Becoming a full-time writer is not one of the things on my own personal life agenda, however full-time writers have always been people that I admire. I will admit that having a career that allows me to work from home is something I would love, although I’m pretty sure it’s not in my future. Honestly I have had daydreams involving me in pajamas, on my sofa, possessing the skills required to write something, anything, that would earn me a paycheck (and really who hasn’t dreamt of this?) But now after having read The 30-Second Commute I realize that my daydream is just that for me. For others with more motivation, more skill, and determination it could be a reality.
Stephanie Dickison has written this completely engaging work of non-fiction, that focuses on all the aspects of her life as a freelance writer with a goal to make it her full-time job. The 30-Second Commute is written and structured wonderfully. First of all the contents at the beginning is laid out to resemble a track list within a media player, using some familiar (to me) songs as well as ones I’d never heard of before. That made it really fun to try and guess how the chapter would relate to the song chosen as the chapter title. Another great thing about the chapters is that there is no inter-dependence between them. In other words, each chapter could be read alone, and the reader would not be left wondering. They each tell a small story. Put all these stories together and they are even more enjoyable. For me personally I like this structure which allows choice; being able to randomly choose a section to read, or reading from beginning to end.
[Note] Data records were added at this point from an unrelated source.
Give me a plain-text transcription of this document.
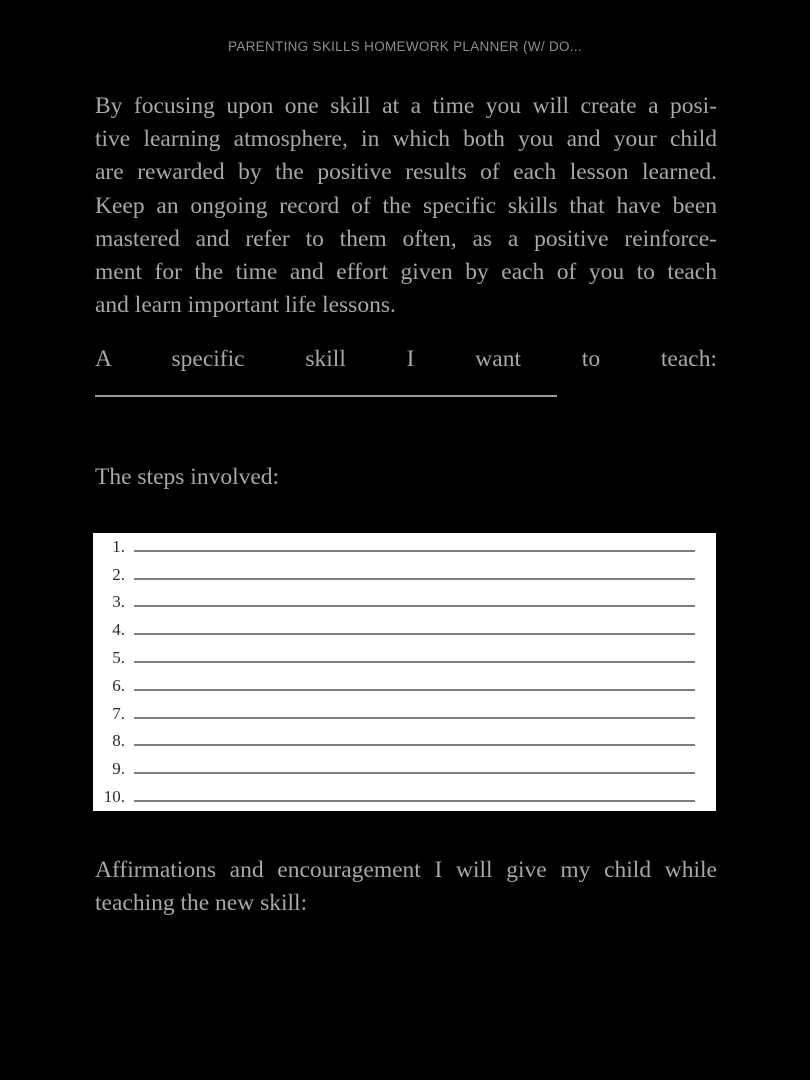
PARENTING SKILLS HOMEWORK PLANNER (W/ DO...
By focusing upon one skill at a time you will create a posi-
tive learning atmosphere, in which both you and your child
are rewarded by the positive results of each lesson learned.
Keep an ongoing record of the specific skills that have been
mastered and refer to them often, as a positive reinforce-
ment for the time and effort given by each of you to teach
and learn important life lessons.
A specific skill I want to teach:
The steps involved:
1.
2.
3.
4.
5.
6.
7.
8.
9.
10.
Affirmations and encouragement I will give my child while
teaching the new skill:
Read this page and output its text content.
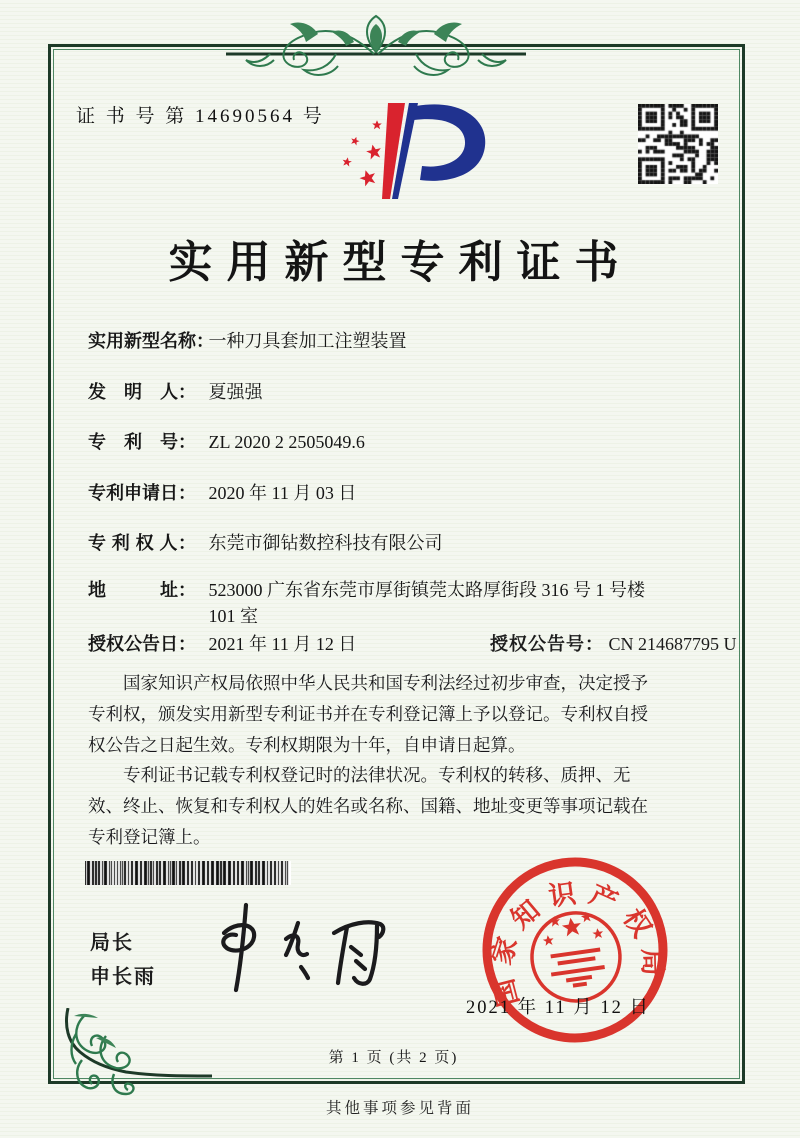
证 书 号 第 14690564 号
实用新型专利证书
实用新型名称： 一种刀具套加工注塑装置
发　明　人： 夏强强
专　利　号： ZL 2020 2 2505049.6
专利申请日： 2020 年 11 月 03 日
专 利 权 人： 东莞市御钻数控科技有限公司
地　　　址： 523000 广东省东莞市厚街镇莞太路厚街段 316 号 1 号楼 101 室
授权公告日： 2021 年 11 月 12 日	授权公告号： CN 214687795 U

国家知识产权局依照中华人民共和国专利法经过初步审查，决定授予专利权，颁发实用新型专利证书并在专利登记簿上予以登记。专利权自授权公告之日起生效。专利权期限为十年，自申请日起算。

专利证书记载专利权登记时的法律状况。专利权的转移、质押、无效、终止、恢复和专利权人的姓名或名称、国籍、地址变更等事项记载在专利登记簿上。

局长
申长雨	国家知识产权局
2021 年 11 月 12 日
第 1 页 (共 2 页)
其他事项参见背面
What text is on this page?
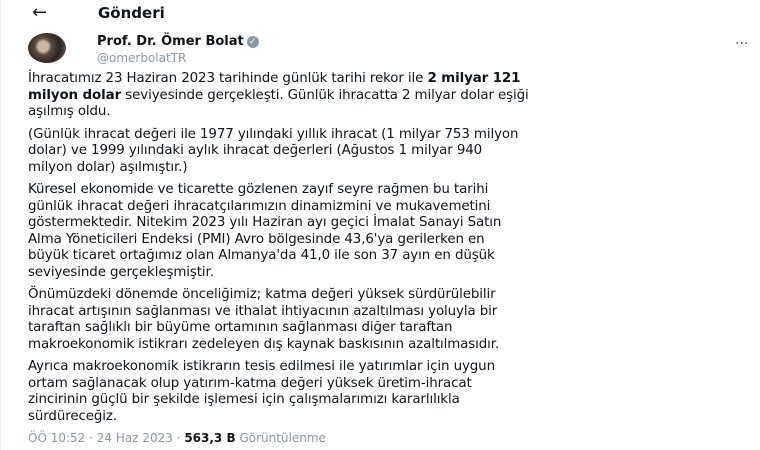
←	Gönderi
Prof. Dr. Ömer Bolat ✓
@omerbolatTR
···
İhracatımız 23 Haziran 2023 tarihinde günlük tarihi rekor ile 2 milyar 121
milyon dolar seviyesinde gerçekleşti. Günlük ihracatta 2 milyar dolar eşiği
aşılmış oldu.
(Günlük ihracat değeri ile 1977 yılındaki yıllık ihracat (1 milyar 753 milyon
dolar) ve 1999 yılındaki aylık ihracat değerleri (Ağustos 1 milyar 940
milyon dolar) aşılmıştır.)
Küresel ekonomide ve ticarette gözlenen zayıf seyre rağmen bu tarihi
günlük ihracat değeri ihracatçılarımızın dinamizmini ve mukavemetini
göstermektedir. Nitekim 2023 yılı Haziran ayı geçici İmalat Sanayi Satın
Alma Yöneticileri Endeksi (PMI) Avro bölgesinde 43,6'ya gerilerken en
büyük ticaret ortağımız olan Almanya'da 41,0 ile son 37 ayın en düşük
seviyesinde gerçekleşmiştir.
Önümüzdeki dönemde önceliğimiz; katma değeri yüksek sürdürülebilir
ihracat artışının sağlanması ve ithalat ihtiyacının azaltılması yoluyla bir
taraftan sağlıklı bir büyüme ortamının sağlanması diğer taraftan
makroekonomik istikrarı zedeleyen dış kaynak baskısının azaltılmasıdır.
Ayrıca makroekonomik istikrarın tesis edilmesi ile yatırımlar için uygun
ortam sağlanacak olup yatırım-katma değeri yüksek üretim-ihracat
zincirinin güçlü bir şekilde işlemesi için çalışmalarımızı kararlılıkla
sürdüreceğiz.
ÖÖ 10:52 · 24 Haz 2023 · 563,3 B Görüntülenme
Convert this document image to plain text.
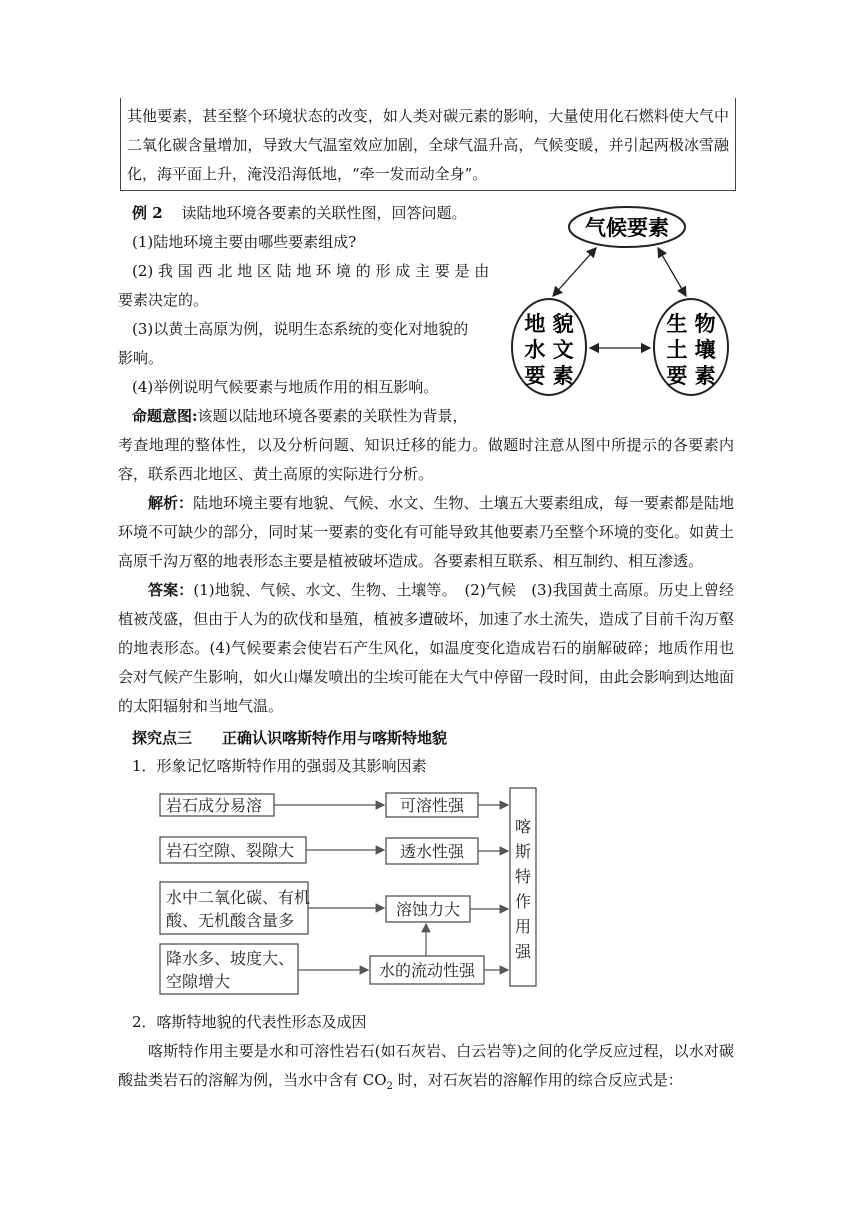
其他要素，甚至整个环境状态的改变，如人类对碳元素的影响，大量使用化石燃料使大气中二氧化碳含量增加，导致大气温室效应加剧，全球气温升高，气候变暖，并引起两极冰雪融化，海平面上升，淹没沿海低地，“牵一发而动全身”。

例 2 读陆地环境各要素的关联性图，回答问题。
(1)陆地环境主要由哪些要素组成?
(2) 我 国 西 北 地 区 陆 地 环 境 的 形 成 主 要 是 由
要素决定的。
(3)以黄土高原为例，说明生态系统的变化对地貌的
影响。
(4)举例说明气候要素与地质作用的相互影响。
命题意图:该题以陆地环境各要素的关联性为背景，

考查地理的整体性，以及分析问题、知识迁移的能力。做题时注意从图中所提示的各要素内容，联系西北地区、黄土高原的实际进行分析。

解析：陆地环境主要有地貌、气候、水文、生物、土壤五大要素组成，每一要素都是陆地环境不可缺少的部分，同时某一要素的变化有可能导致其他要素乃至整个环境的变化。如黄土高原千沟万壑的地表形态主要是植被破坏造成。各要素相互联系、相互制约、相互渗透。

答案：(1)地貌、气候、水文、生物、土壤等。　(2)气候　(3)我国黄土高原。历史上曾经植被茂盛，但由于人为的砍伐和垦殖，植被多遭破坏，加速了水土流失，造成了目前千沟万壑的地表形态。(4)气候要素会使岩石产生风化，如温度变化造成岩石的崩解破碎；地质作用也会对气候产生影响，如火山爆发喷出的尘埃可能在大气中停留一段时间，由此会影响到达地面的太阳辐射和当地气温。

气候要素
地 貌
水 文
要 素
生 物
土 壤
要 素
探究点三　　正确认识喀斯特作用与喀斯特地貌
1．形象记忆喀斯特作用的强弱及其影响因素
岩石成分易溶
岩石空隙、裂隙大
水中二氧化碳、有机
酸、无机酸含量多
降水多、坡度大、
空隙增大
可溶性强
透水性强
溶蚀力大
水的流动性强
喀
斯
特
作
用
强
2．喀斯特地貌的代表性形态及成因

喀斯特作用主要是水和可溶性岩石(如石灰岩、白云岩等)之间的化学反应过程，以水对碳酸盐类岩石的溶解为例，当水中含有 $CO_2$ 时，对石灰岩的溶解作用的综合反应式是：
Best of all, the stories themselves are fantastic! Although I enjoyed the entire book, it was the author’s personality that I liked best. Hearing about everything from her food writing to her multi-tasking prowess, the insights into pop culture and tidbits about family – all these subjects were interesting and helped envision where the author wanted to be as a writer. And I cannot forget to mention something that I find a terrific addition to non-fiction – visuals of any kind. Along with the track list contents page, The 30-Second Commute also contains photos, lists, informational text boxes, and even a recipe for fudge!
This book is definitely one I enjoyed and would recommend. I’ve also been following along on Stephanies’ site The Knack where she talks about just about everything – if you are anything like me about nail polish you may want to check out her review of OPIs new 2010 line-up – I’m totally loving Jade Is The New Black!